We're back from our little trip to Maine, having traveled circuitous back roads to get out of, and then back into, Vermont without running afoul of road-repair crews. What with the car's GPS; the Google Maps printout of directions; the stack of folding- and book-maps; and the road closings--both announced and impromptu--that we encountered, getting to Maine and back was as labor-intensive, confusing and uncertain as life itself.
The Maine coast, I'm happy to report, looks like all the (competent) oil paintings of the Maine coast: rocks, pine trees, lobster trap buoys, more rocks. On our second gray and drizzly day there I saw Wyeth's gray and drizzly watercolors at the Farnsworth Museum in Rockland. And when I came outside and looked around, Maine looked more like Maine than ever. I love places, and people too, that look like themselves.

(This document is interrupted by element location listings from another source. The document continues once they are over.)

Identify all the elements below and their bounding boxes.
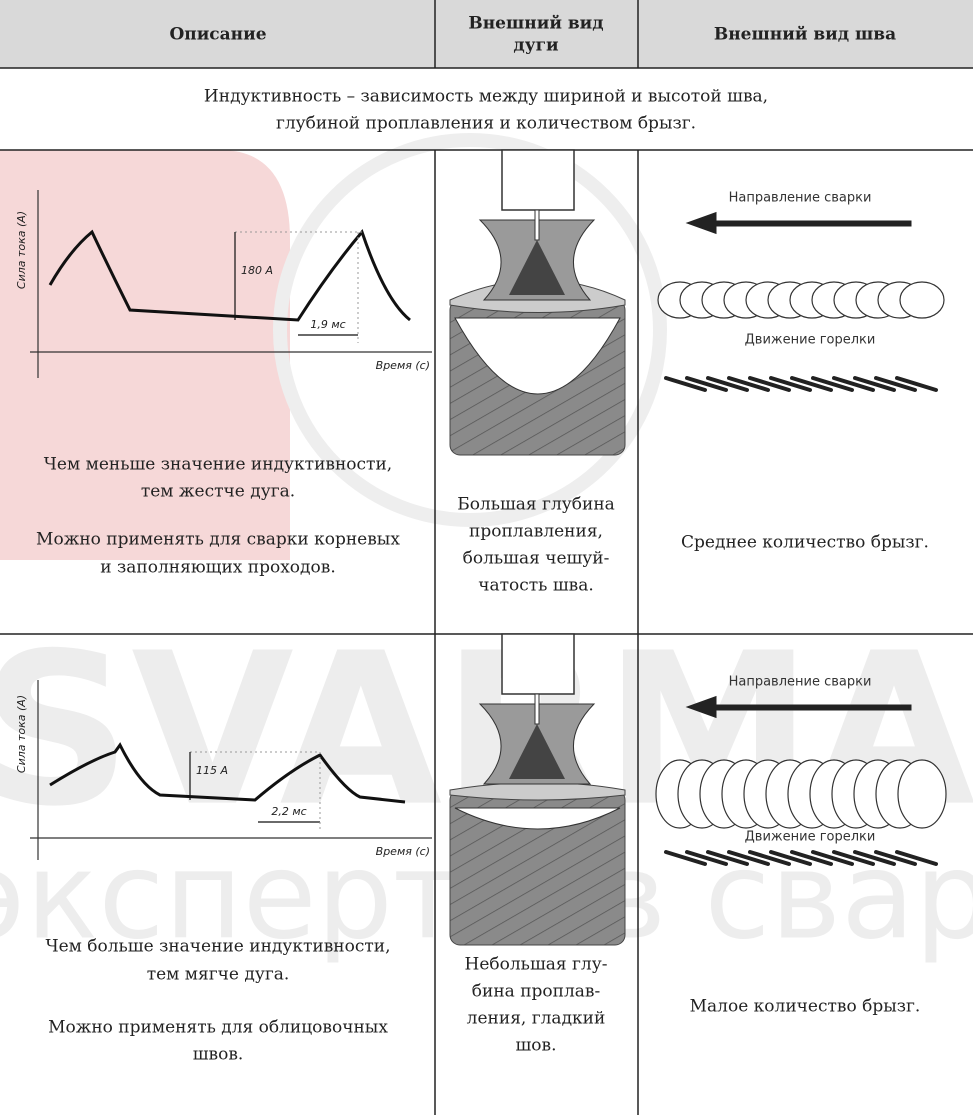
intro-line: глубиной проплавления и количеством брыз… [276, 114, 696, 134]
torch-motion [832, 850, 875, 866]
nozzle [501, 149, 575, 211]
torch-motion [769, 850, 812, 866]
torch-motion [811, 850, 854, 866]
torch-motion [664, 376, 707, 392]
description-line: швов. [193, 1045, 244, 1065]
arc-text-line: Небольшая глу- [465, 955, 608, 975]
torch-motion [748, 850, 791, 866]
description-line: тем мягче дуга. [147, 965, 290, 985]
time-label: 2,2 мс [271, 805, 306, 818]
torch-motion [811, 376, 854, 392]
direction-arrow [685, 211, 912, 235]
header-cell: дуги [513, 36, 559, 56]
torch-motion [664, 850, 707, 866]
current-curve [49, 742, 406, 804]
axis-label: Время (с) [376, 845, 430, 858]
time-label: 1,9 мс [310, 318, 345, 331]
nozzle [501, 633, 575, 695]
seam-text: Малое количество брызг. [690, 997, 921, 1017]
weld-pool [454, 807, 621, 830]
current-curve [48, 228, 411, 322]
torch-motion [895, 850, 938, 866]
torch-motion [748, 376, 791, 392]
torch-motion [853, 376, 896, 392]
seam-label: Движение горелки [745, 830, 876, 845]
description-line: тем жестче дуга. [141, 482, 295, 502]
arc-text-line: шов. [515, 1036, 556, 1056]
torch-motion [790, 376, 833, 392]
description-line: Можно применять для облицовочных [48, 1018, 388, 1038]
axis-label: Время (с) [376, 359, 430, 372]
torch-motion [874, 850, 917, 866]
header-cell: Внешний вид шва [714, 25, 896, 45]
torch-motion [769, 376, 812, 392]
header-cell: Внешний вид [468, 14, 603, 34]
ripple [899, 281, 945, 319]
intro-line: Индуктивность – зависимость между ширино… [204, 87, 768, 107]
peak-label: 115 А [196, 764, 228, 777]
arc-text-line: проплавления, [469, 522, 603, 542]
arc-text-line: чатость шва. [478, 576, 594, 596]
description-line: Можно применять для сварки корневых [36, 530, 400, 550]
arc-text-line: ления, гладкий [467, 1009, 606, 1029]
torch-motion [727, 376, 770, 392]
torch-motion [832, 376, 875, 392]
wire [534, 693, 540, 725]
seam-label: Движение горелки [745, 333, 876, 348]
torch-motion [706, 376, 749, 392]
arc-cone [509, 240, 565, 295]
watermark: SVARMA эксперты в сварке [0, 133, 973, 967]
torch-motion [685, 376, 728, 392]
arc-text-line: Большая глубина [457, 495, 615, 515]
arc-text-line: бина проплав- [472, 982, 600, 1002]
ripple [897, 759, 947, 829]
wire [534, 209, 540, 241]
torch-motion [790, 850, 833, 866]
seam-label: Направление сварки [729, 191, 872, 206]
seam-text: Среднее количество брызг. [681, 533, 929, 553]
header-bg [0, 0, 973, 68]
header-cell: Описание [169, 25, 266, 45]
description-line: и заполняющих проходов. [100, 558, 335, 578]
description-line: Чем больше значение индуктивности, [45, 937, 390, 957]
seam-label: Направление сварки [729, 675, 872, 690]
torch-motion [853, 850, 896, 866]
axis-label: Сила тока (А) [15, 695, 28, 773]
description-line: Чем меньше значение индуктивности, [44, 455, 392, 475]
torch-motion [874, 376, 917, 392]
axis-label: Сила тока (А) [15, 211, 28, 289]
peak-label: 180 А [241, 264, 273, 277]
torch-motion [706, 850, 749, 866]
arc-text-line: большая чешуй- [463, 549, 610, 569]
torch-motion [895, 376, 938, 392]
torch-motion [685, 850, 728, 866]
weld-pool [454, 317, 621, 395]
torch-motion [727, 850, 770, 866]
watermark-shape [273, 133, 667, 527]
arc-cone [509, 724, 565, 779]
direction-arrow [685, 695, 912, 719]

On that same gray day we went out on a lobsterman's boat to check his traps for "bugs" (Maine's entomologically accurate argot for "lobsters"). As we chugged over the steel-gray sea, it occurred to me that what I perceived as an essentially homogeneous and monotonous body of water, to the lobsterman was a busy neighborhood teeming with lobster routes, lobster suburbs and lobster hangouts, on the accurate mapping of which he depended for his livelihood. The sea was his office, his workshop, his studio. We humans may all belong to one species, but we each inhabit a different universe.
Back at our house, the dogs are in their usual post-B and B stupor, having had way more fun than they are accustomed to in their monastic existence with me. This coincides perfectly with my own post-holiday stupor, and we are all recovering together.
As Bain lies at my feet, I was just thinking of you and your contented pack. Even though we may be boring, we are their boring. So glad you went to the beautiful Maine Coast and are back.
ReplyDeleteYes, mrb, it was worth every twist and turn, every detour, every wait for road crews to do their thing.